Matthew Spriegel

Personal information
- Full name: Matthew Spriegel
- Born: 4 March 1987 (age 39) Epsom, Surrey, England
- Height: 6 ft 3 in (1.91 m)
- Batting: Left-handed
- Bowling: Right-arm off break
- Role: All-rounder

Domestic team information
- 2007–2008: Loughborough UCCE
- 2008–2012: Surrey
- 2013–2014: Northamptonshire

Career statistics
| Competition | FC | LA | T20 |
| Matches | 56 | 79 | 71 |
| Runs scored | 1,965 | 1,617 | 516 |
| Batting average | 22.58 | 32.34 | 15.17 |
| 100s/50s | 3/6 | 0/10 | 0/1 |
| Top score | 108* | 86 | 53* |
| Balls bowled | 2449 | 2207 | 879 |
| Wickets | 35 | 51 | 35 |
| Bowling average | 42.42 | 37.07 | 32.34 |
| 5 wickets in innings | 0 | 0 | 0 |
| 10 wickets in match | 0 | 0 | 0 |
| Best bowling | 3/26 | 3/29 | 4/33 |
| Catches/stumpings | 32/– | 40/- | 25/- |
- Source: ESPNcricinfo, 21 January 2016

= Matthew Spriegel =

English cricketer (born 1987)

Matthew Neil William Spriegel (born 4 March 1987) is an English former cricketer who played as a left-handed batsman and right-arm off break bowler for Loughborough UCCE, Surrey and Northamptonshire.

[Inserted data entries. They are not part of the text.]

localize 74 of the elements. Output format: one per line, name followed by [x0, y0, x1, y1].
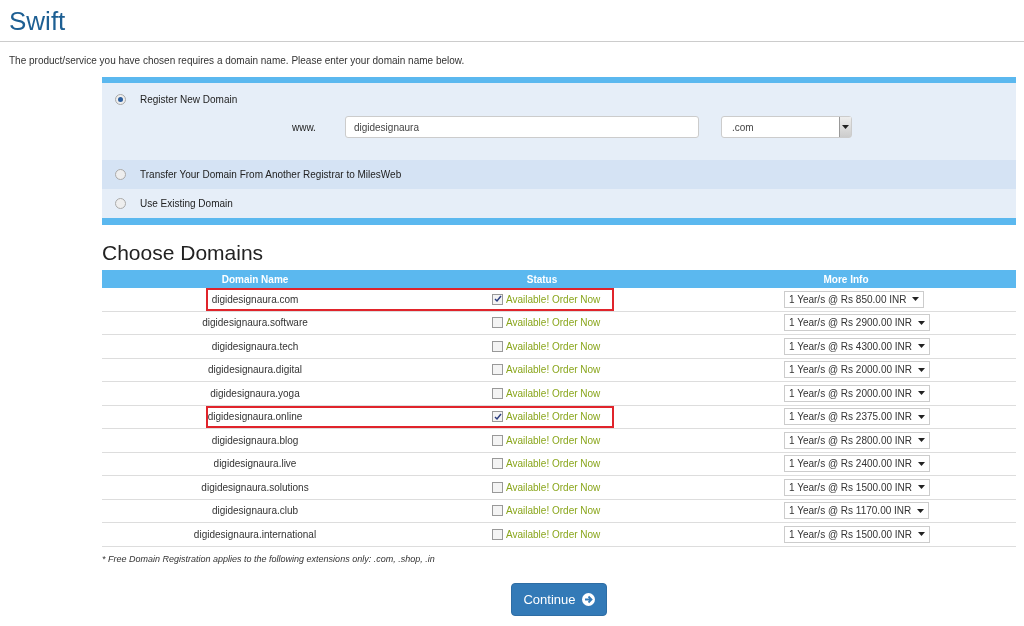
footnote: * Free Domain Registration applies to the following extensions only: .com, .shop, .in — [102, 553, 435, 564]
caret-icon — [918, 485, 925, 490]
column-header: More Info — [823, 273, 869, 285]
checkbox[interactable] — [492, 317, 503, 329]
price-dropdown[interactable]: 1 Year/s @ Rs 1500.00 INR — [784, 525, 930, 543]
caret-icon — [918, 461, 925, 466]
availability-status: Available! Order Now — [506, 434, 601, 446]
caret-icon — [918, 391, 925, 396]
caret-icon — [918, 320, 925, 325]
domain-name: digidesignaura.tech — [211, 340, 299, 352]
checkbox[interactable] — [492, 528, 503, 540]
availability-status: Available! Order Now — [506, 364, 601, 376]
domain-name: digidesignaura.international — [193, 528, 317, 540]
option-label: Use Existing Domain — [140, 198, 233, 209]
price-dropdown[interactable]: 1 Year/s @ Rs 2000.00 INR — [784, 384, 930, 402]
checkbox[interactable] — [492, 340, 503, 352]
price-dropdown[interactable]: 1 Year/s @ Rs 2000.00 INR — [784, 361, 930, 379]
caret-icon — [918, 344, 925, 349]
price-dropdown[interactable]: 1 Year/s @ Rs 2375.00 INR — [784, 408, 930, 426]
price-dropdown[interactable]: 1 Year/s @ Rs 1170.00 INR — [784, 502, 930, 520]
caret-icon — [912, 297, 920, 302]
availability-status: Available! Order Now — [506, 505, 601, 517]
domain-name: digidesignaura.club — [211, 505, 299, 517]
availability-status: Available! Order Now — [506, 317, 601, 329]
availability-status: Available! Order Now — [506, 387, 601, 399]
checkbox[interactable] — [492, 434, 503, 446]
price-dropdown[interactable]: 1 Year/s @ Rs 2900.00 INR — [784, 314, 930, 332]
www-label: www. — [292, 121, 316, 133]
caret-icon — [918, 367, 925, 372]
option-label: Register New Domain — [140, 94, 238, 105]
radio-button[interactable] — [115, 198, 126, 209]
price-dropdown[interactable]: 1 Year/s @ Rs 4300.00 INR — [784, 337, 930, 355]
availability-status: Available! Order Now — [506, 340, 601, 352]
caret-icon — [841, 125, 849, 129]
availability-status: Available! Order Now — [506, 481, 601, 493]
checkbox[interactable] — [492, 364, 503, 376]
section-heading: Choose Domains — [102, 241, 264, 265]
availability-status: Available! Order Now — [506, 458, 601, 470]
caret-icon — [918, 414, 925, 419]
page-title: Swift — [9, 6, 66, 37]
checkbox[interactable] — [492, 293, 503, 305]
caret-icon — [917, 508, 925, 513]
checkbox[interactable] — [492, 481, 503, 493]
radio-button[interactable] — [115, 169, 126, 180]
checkbox[interactable] — [492, 387, 503, 399]
domain-name: digidesignaura.com — [211, 293, 299, 305]
tld-dropdown[interactable]: .com — [720, 116, 852, 138]
option-label: Transfer Your Domain From Another Registrar to MilesWeb — [140, 169, 402, 180]
domain-name: digidesignaura.yoga — [210, 387, 300, 399]
domain-name: digidesignaura.live — [213, 458, 297, 470]
domain-name: digidesignaura.solutions — [201, 481, 309, 493]
column-header: Status — [526, 273, 558, 285]
price-dropdown[interactable]: 1 Year/s @ Rs 1500.00 INR — [784, 478, 930, 496]
checkbox[interactable] — [492, 411, 503, 423]
arrow-circle-icon — [581, 592, 595, 606]
column-header: Domain Name — [221, 273, 289, 285]
checkbox[interactable] — [492, 458, 503, 470]
domain-name: digidesignaura.digital — [208, 364, 302, 376]
domain-input-field[interactable]: digidesignaura — [344, 116, 699, 138]
availability-status: Available! Order Now — [506, 411, 601, 423]
domain-name: digidesignaura.online — [207, 411, 303, 423]
availability-status: Available! Order Now — [506, 528, 601, 540]
caret-icon — [918, 438, 925, 443]
continue-button[interactable]: Continue — [511, 582, 607, 616]
availability-status: Available! Order Now — [506, 293, 601, 305]
caret-icon — [918, 532, 925, 537]
price-dropdown[interactable]: 1 Year/s @ Rs 850.00 INR — [784, 290, 925, 308]
checkbox[interactable] — [492, 505, 503, 517]
domain-name: digidesignaura.software — [202, 317, 308, 329]
price-dropdown[interactable]: 1 Year/s @ Rs 2800.00 INR — [784, 431, 930, 449]
radio-button[interactable] — [115, 94, 126, 105]
intro-text: The product/service you have chosen requires a domain name. Please enter your domain name below. — [9, 55, 465, 66]
price-dropdown[interactable]: 1 Year/s @ Rs 2400.00 INR — [784, 455, 930, 473]
domain-name: digidesignaura.blog — [211, 434, 299, 446]
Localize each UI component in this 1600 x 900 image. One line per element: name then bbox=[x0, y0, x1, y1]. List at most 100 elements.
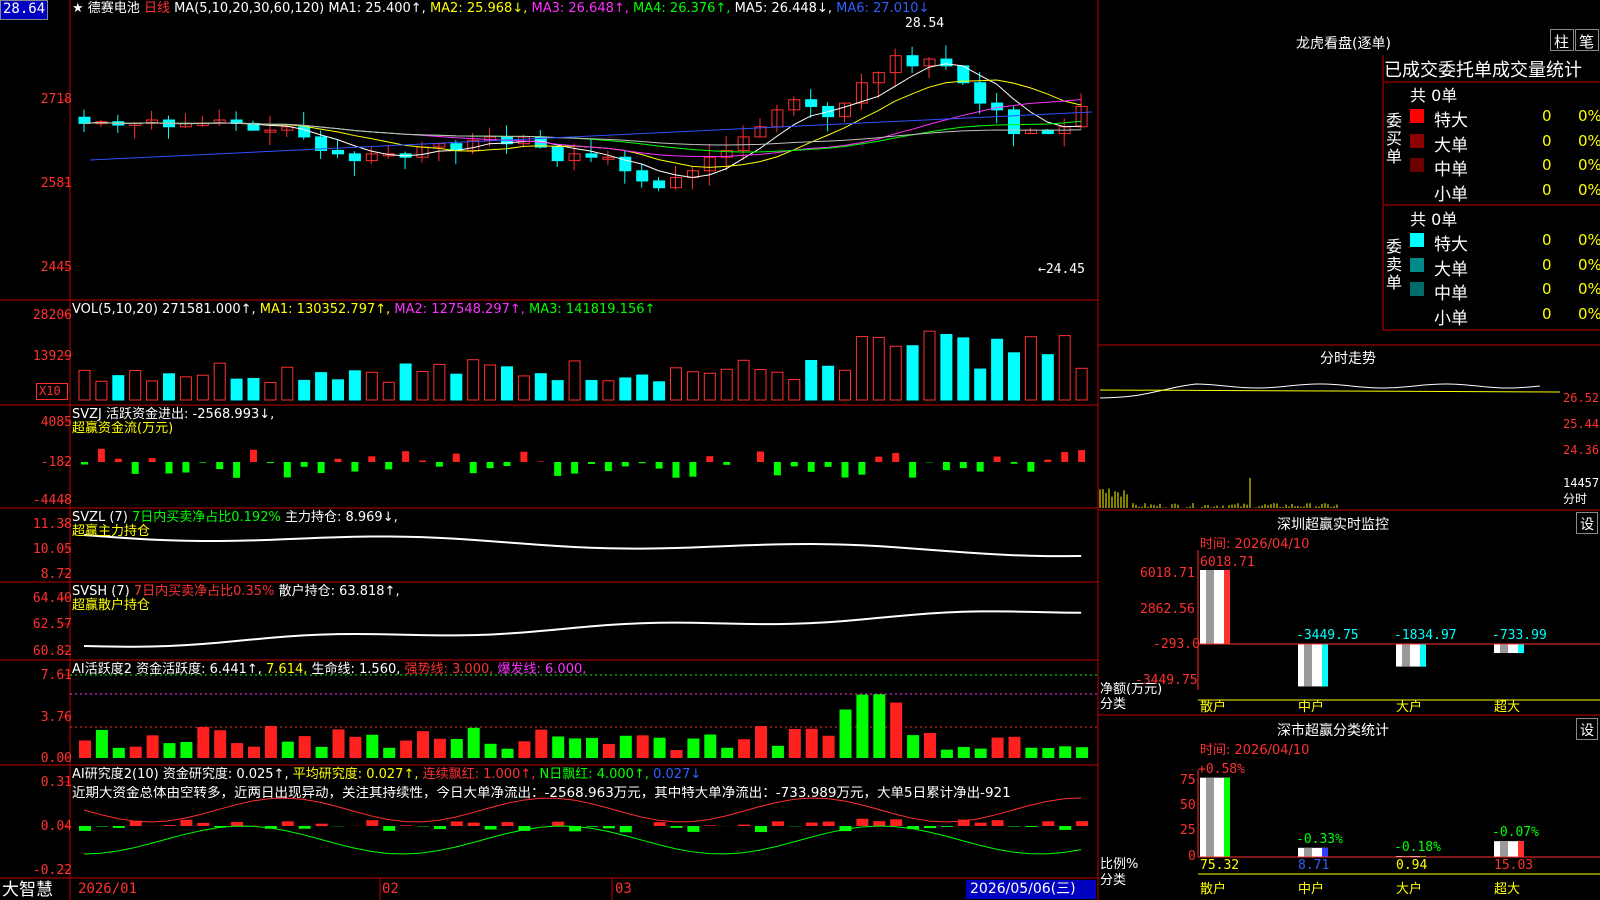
volume-bar bbox=[754, 369, 767, 401]
research-bar bbox=[1008, 826, 1021, 827]
header-segment: 7日内买卖净占比0.192% bbox=[131, 510, 285, 525]
net-amount-bar-edge bbox=[1224, 570, 1230, 644]
net-amount-bar-shade bbox=[1206, 570, 1214, 644]
header-segment: N日飘红: 4.000↑, bbox=[539, 767, 654, 782]
svzl-indicator-header: SVZL (7) 7日内买卖净占比0.192% 主力持仓: 8.969↓, bbox=[72, 510, 398, 525]
activity-bar bbox=[940, 749, 953, 758]
volume-bar bbox=[906, 345, 919, 401]
fund-flow-bar bbox=[97, 448, 105, 462]
ai-research-comment: 近期大资金总体由空转多，近两日出现异动，关注其持续性，今日大单净流出：-2568… bbox=[72, 786, 1011, 801]
volume-bar bbox=[636, 374, 649, 401]
research-bar bbox=[552, 821, 565, 826]
volume-bar bbox=[281, 366, 294, 401]
kline-ytick: 2581 bbox=[40, 176, 72, 191]
research-bar bbox=[602, 826, 615, 829]
research-bar bbox=[366, 820, 379, 826]
volume-bar bbox=[179, 376, 192, 401]
vol-ytick: 28206 bbox=[32, 308, 72, 323]
fund-flow-bar bbox=[402, 451, 410, 462]
activity-bar bbox=[552, 736, 565, 758]
order-stats-title: 已成交委托单成交量统计 bbox=[1384, 60, 1582, 81]
activity-bar bbox=[619, 735, 632, 758]
volume-bar bbox=[653, 381, 666, 401]
volume-bar bbox=[416, 370, 429, 401]
candle-body bbox=[298, 126, 311, 138]
fund-flow-bar bbox=[148, 458, 156, 462]
order-row-value: 0 bbox=[1542, 280, 1552, 298]
volume-bar bbox=[923, 330, 936, 401]
intraday-title: 分时走势 bbox=[1320, 351, 1376, 367]
order-row-percent: 0% bbox=[1578, 280, 1600, 298]
volume-bar bbox=[315, 372, 328, 401]
sz-monitor-settings-button[interactable]: 设 bbox=[1576, 512, 1598, 534]
svzl-subtitle: 超赢主力持仓 bbox=[72, 524, 151, 539]
activity-bar bbox=[231, 743, 244, 758]
volume-bar bbox=[382, 381, 395, 401]
fund-flow-bar bbox=[368, 456, 376, 462]
svzj-indicator-header: SVZJ 活跃资金进出: -2568.993↓, bbox=[72, 407, 274, 422]
header-segment: MA3: 141819.156↑ bbox=[529, 302, 656, 317]
sz-class-settings-button[interactable]: 设 bbox=[1576, 718, 1598, 740]
candle-body bbox=[974, 82, 987, 104]
order-row-value: 0 bbox=[1542, 107, 1552, 125]
svsh-ytick: 62.57 bbox=[32, 617, 72, 632]
activity-bar bbox=[264, 725, 277, 758]
svsh-subtitle: 超赢散户持仓 bbox=[72, 598, 151, 613]
research-bar bbox=[738, 824, 751, 826]
fund-flow-bar bbox=[486, 462, 494, 469]
candle-body bbox=[1041, 129, 1054, 135]
research-line-green bbox=[83, 825, 1082, 855]
volume-bar bbox=[332, 379, 344, 401]
sz-class-ylabel: 比例% bbox=[1100, 857, 1139, 872]
volume-bar bbox=[1041, 354, 1054, 401]
net-amount-value-label: -1834.97 bbox=[1394, 628, 1457, 643]
research-bar bbox=[856, 818, 869, 826]
fund-flow-bar bbox=[959, 462, 967, 469]
volume-bar bbox=[264, 381, 277, 401]
net-amount-bar-shade bbox=[1402, 644, 1410, 667]
tick-mode-label: 笔 bbox=[1579, 33, 1595, 51]
activity-bar bbox=[738, 739, 751, 758]
change-label: -0.07% bbox=[1492, 825, 1539, 841]
volume-bar bbox=[534, 373, 547, 401]
header-segment: MA1: 25.400↑, bbox=[328, 1, 430, 16]
volume-bar bbox=[129, 370, 142, 401]
bar-mode-button[interactable]: 柱 bbox=[1550, 29, 1574, 51]
header-segment: 德赛电池 bbox=[87, 1, 144, 16]
research-bar bbox=[1076, 821, 1089, 826]
research-bar bbox=[400, 825, 413, 826]
tick-mode-button[interactable]: 笔 bbox=[1575, 29, 1599, 51]
order-row-percent: 0% bbox=[1578, 255, 1600, 274]
research-bar bbox=[974, 822, 987, 826]
buy-orders-count: 共 0单 bbox=[1410, 86, 1458, 105]
activity-bar bbox=[298, 736, 311, 758]
order-row-percent: 0% bbox=[1578, 131, 1600, 150]
order-row-value: 0 bbox=[1542, 131, 1552, 150]
volume-bar bbox=[501, 366, 513, 401]
net-amount-value-label: 6018.71 bbox=[1200, 555, 1255, 570]
activity-bar bbox=[349, 736, 362, 758]
order-row-value: 0 bbox=[1542, 304, 1552, 323]
research-bar bbox=[670, 826, 683, 828]
intraday-ytick: 26.52 bbox=[1563, 391, 1600, 405]
fund-flow-bar bbox=[283, 462, 291, 478]
volume-bar bbox=[247, 377, 260, 401]
volume-bar bbox=[974, 368, 987, 401]
volume-bar bbox=[450, 373, 463, 401]
research-bar bbox=[1042, 821, 1055, 826]
volume-bar bbox=[720, 368, 733, 401]
volume-bar bbox=[585, 379, 598, 401]
fund-flow-bar bbox=[621, 462, 629, 467]
research-line-red bbox=[83, 797, 1082, 823]
ratio-value-label: 0.94 bbox=[1396, 858, 1428, 873]
volume-bar bbox=[602, 380, 615, 401]
fund-flow-bar bbox=[638, 462, 646, 464]
fund-flow-bar bbox=[1061, 451, 1069, 462]
settings-label: 设 bbox=[1580, 517, 1594, 533]
sell-orders-vertical-label: 委卖单 bbox=[1386, 237, 1403, 292]
fund-flow-bar bbox=[1078, 450, 1086, 462]
research-bar bbox=[771, 821, 784, 826]
order-row: 中单 0 0% bbox=[1408, 154, 1600, 180]
date-axis-label: 03 bbox=[615, 881, 632, 897]
fund-flow-bar bbox=[233, 462, 241, 478]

==Early life and education==
Spriegel was born on 4 March 1987 in Epsom, Surrey. He was educated at Whitgift School before attending Loughborough University.

==Domestic career==
Spriegel made his first-class debut for Loughborough UCCE against Somerset on 14 April 2007. He played six first-class matches for them, three in 2007 and three in 2008, all of them as captain.

He first played for Surrey in a 50-over Friends Provident Trophy fixture against Essex at Chelmsford on 25 May 2008. He made his Surrey first-class debut in a County Championship game against Somerset at Whitgift School on 30 May 2008. He made his maiden first-class hundred in the final match of the 2009 season against Glamorgan at The Oval.

On 7 September 2012, it was confirmed that Northamptonshire had signed Spriegel on a two-year contract. Following his release by Northamptonshire at the end of his contract, Spriegel announced his retirement on 13 November 2014.